Vivaldi had been baptized at his birth because his life was in danger, by the midwife and then his wet nurse. On that occasion, the mother had vowed to consecrate him to the Lord if he had remained allive. Ordained in 1703, he celebrated Mass for a certain period of time. He was nicknamed “the red priest” because of the color of his hair.
In September 1703, Vivaldi became maestro di violino (master of violin) at an orphanage called the Pio Ospedale della Pietà (Devout Hospital of Mercy) in Venice.Vivaldi was only 25 when he started working at the orphanage. Over the next thirty years he composed most of his major works while working there. The girls received a musical education, and the most talented among them stayed and became members of the Ospedale’s renowned orchestra and choir.

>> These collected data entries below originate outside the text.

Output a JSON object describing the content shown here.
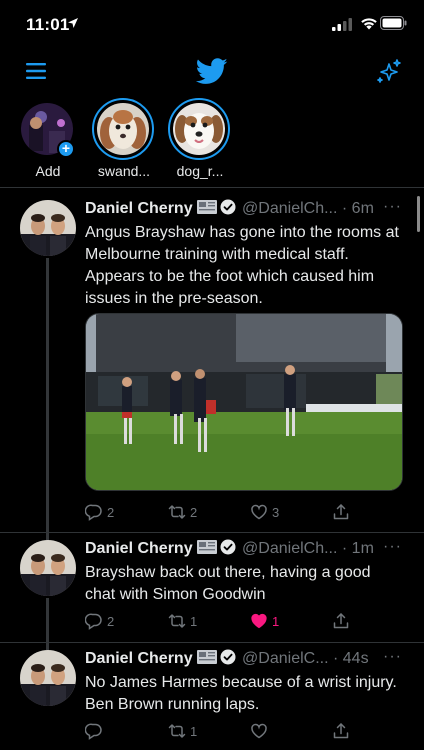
{
  "status_bar": {
    "time": "11:01"
  },
  "fleets": [
    {
      "name": "Add"
    },
    {
      "name": "swand..."
    },
    {
      "name": "dog_r..."
    }
  ],
  "tweets": [
    {
      "display_name": "Daniel Cherny",
      "handle": "@DanielCh...",
      "time": "· 6m",
      "text": "Angus Brayshaw has gone into the rooms at Melbourne training with medical staff. Appears to be the foot which caused him issues in the pre-season.",
      "replies": "2",
      "retweets": "2",
      "likes": "3"
    },
    {
      "display_name": "Daniel Cherny",
      "handle": "@DanielCh...",
      "time": "· 1m",
      "text": "Brayshaw back out there, having a good chat with Simon Goodwin",
      "replies": "2",
      "retweets": "1",
      "likes": "1"
    },
    {
      "display_name": "Daniel Cherny",
      "handle": "@DanielC...",
      "time": "· 44s",
      "text": "No James Harmes because of a wrist injury. Ben Brown running laps.",
      "replies": "",
      "retweets": "1",
      "likes": ""
    }
  ],
  "colors": {
    "accent": "#1d9bf0",
    "like": "#f91880",
    "muted": "#71767b"
  }
}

Shortly after Vivaldi’s appointment, the orphans began to gain appreciation and esteem abroad, too. Vivaldi wrote concertos, cantatas and sacred vocal music for them.Extraordinary was the ability of the orchestra and the girls’ choir to perform works with male characters, but without the presence of male singers.The same girls had to interpret the role of the voices of tenors and bass, as in the case of the oratory Juditha triumphans (RV 644), composed in 1716. The oratory includes eleven parts, both male and female, which were all interpreted by the girls!

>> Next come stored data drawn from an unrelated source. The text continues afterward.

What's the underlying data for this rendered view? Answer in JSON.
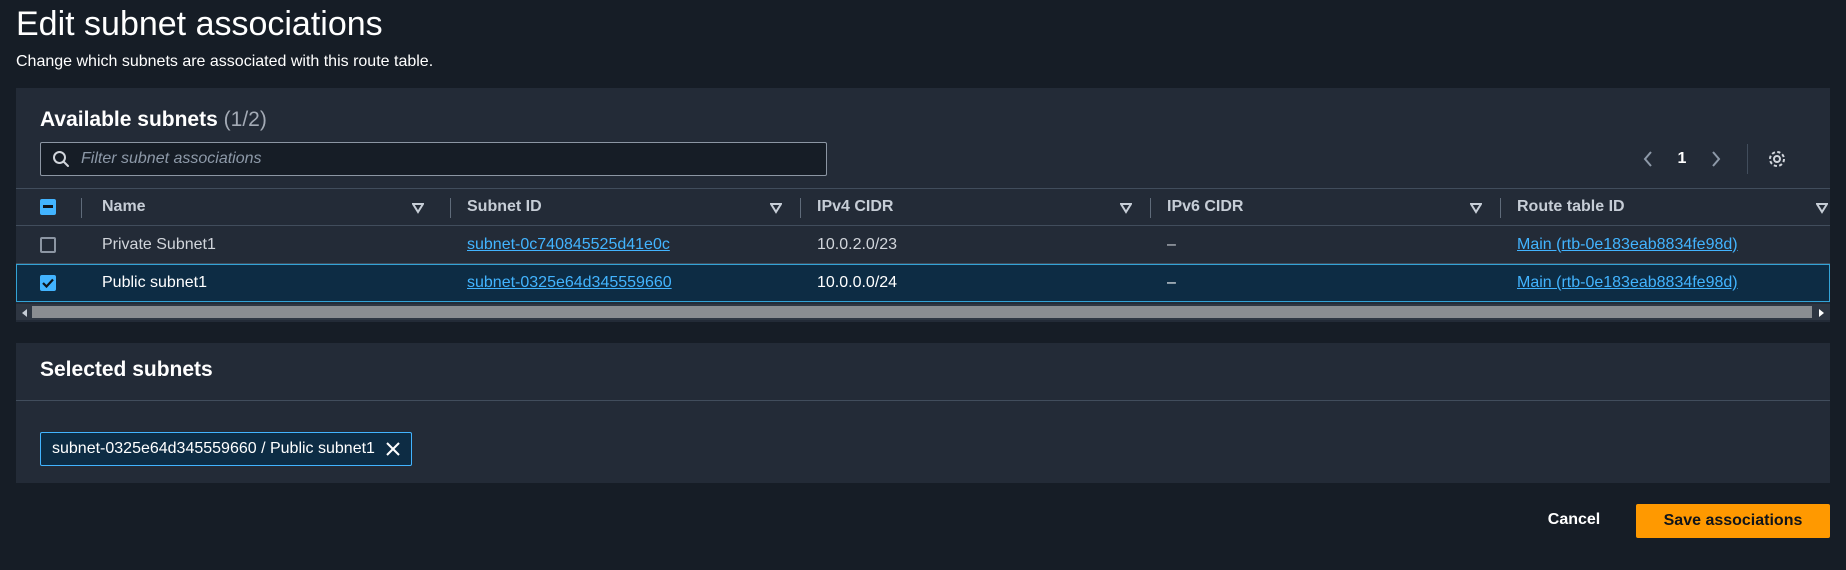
{
  "page": {
    "title": "Edit subnet associations",
    "description": "Change which subnets are associated with this route table."
  },
  "available": {
    "title": "Available subnets",
    "count": "(1/2)",
    "filter_placeholder": "Filter subnet associations",
    "page_number": "1",
    "columns": [
      "Name",
      "Subnet ID",
      "IPv4 CIDR",
      "IPv6 CIDR",
      "Route table ID"
    ],
    "rows": [
      {
        "name": "Private Subnet1",
        "subnet_id": "subnet-0c740845525d41e0c",
        "ipv4": "10.0.2.0/23",
        "ipv6": "–",
        "route_table": "Main (rtb-0e183eab8834fe98d)",
        "selected": false
      },
      {
        "name": "Public subnet1",
        "subnet_id": "subnet-0325e64d345559660",
        "ipv4": "10.0.0.0/24",
        "ipv6": "–",
        "route_table": "Main (rtb-0e183eab8834fe98d)",
        "selected": true
      }
    ]
  },
  "selected": {
    "title": "Selected subnets",
    "token_label": "subnet-0325e64d345559660 / Public subnet1"
  },
  "footer": {
    "cancel_label": "Cancel",
    "save_label": "Save associations"
  },
  "icons": {
    "search": "search-icon",
    "prev": "chevron-left-icon",
    "next": "chevron-right-icon",
    "settings": "gear-icon",
    "sort": "sort-caret-icon",
    "remove": "close-icon"
  },
  "colors": {
    "background": "#161d26",
    "panel": "#232b37",
    "link": "#42b4ff",
    "primary_button": "#ff9900",
    "selected_row": "#0d2c44"
  }
}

Vivaldi could write a complete concerto in all its parts in less time than what was necessary for the copyist to copy it.The “corpus” of Vivaldi’s compositions consists of about 600 concerts and sonatas, almost 300 of them for one or more violins, about 30 for cello, 39 for bassoon, 25 for flute and 25 for oboe, to instruments like the lute, the mandolin and others – very rarely used in concert function at that time. Along with the instrumental compositions, there is a notable production of sacred music, which consists of around 100 compositions; noteworthy is the production of vocal music, including over a 100 cantatas and arias. Finally his operatic activity has been recently rediscovered. It consists of about 45 titles, many of which are lost.
At the height of his career, Vivaldi received commissions from European nobility and royalty. The serenata (cantata) Gloria e Imeneo (RV 687) was commissioned in 1725 by the French ambassador to Venice in celebration of the marriage of Louis XV. Vivaldi’s Opus 9, La cetra, was dedicated to EmperorCharles VI. In 1728, Vivaldi met the emperor while the emperor was visiting Trieste to oversee the construction of a new port. Charles admired the music of the Red Priest so much that he is said to have spoken more with the composer during their one meeting than he spoke to his ministers in over two years.
Although less known, Vivaldi’s sacred music composition, is probably the greatest contribution to music – featuring an altogether unprecedented combination of spirituality and the contemporary trends of the time.
And this profound personal spirituality was rooted in what is probably a little- known fact for many: Antonio Vivaldi was a Catholic priest.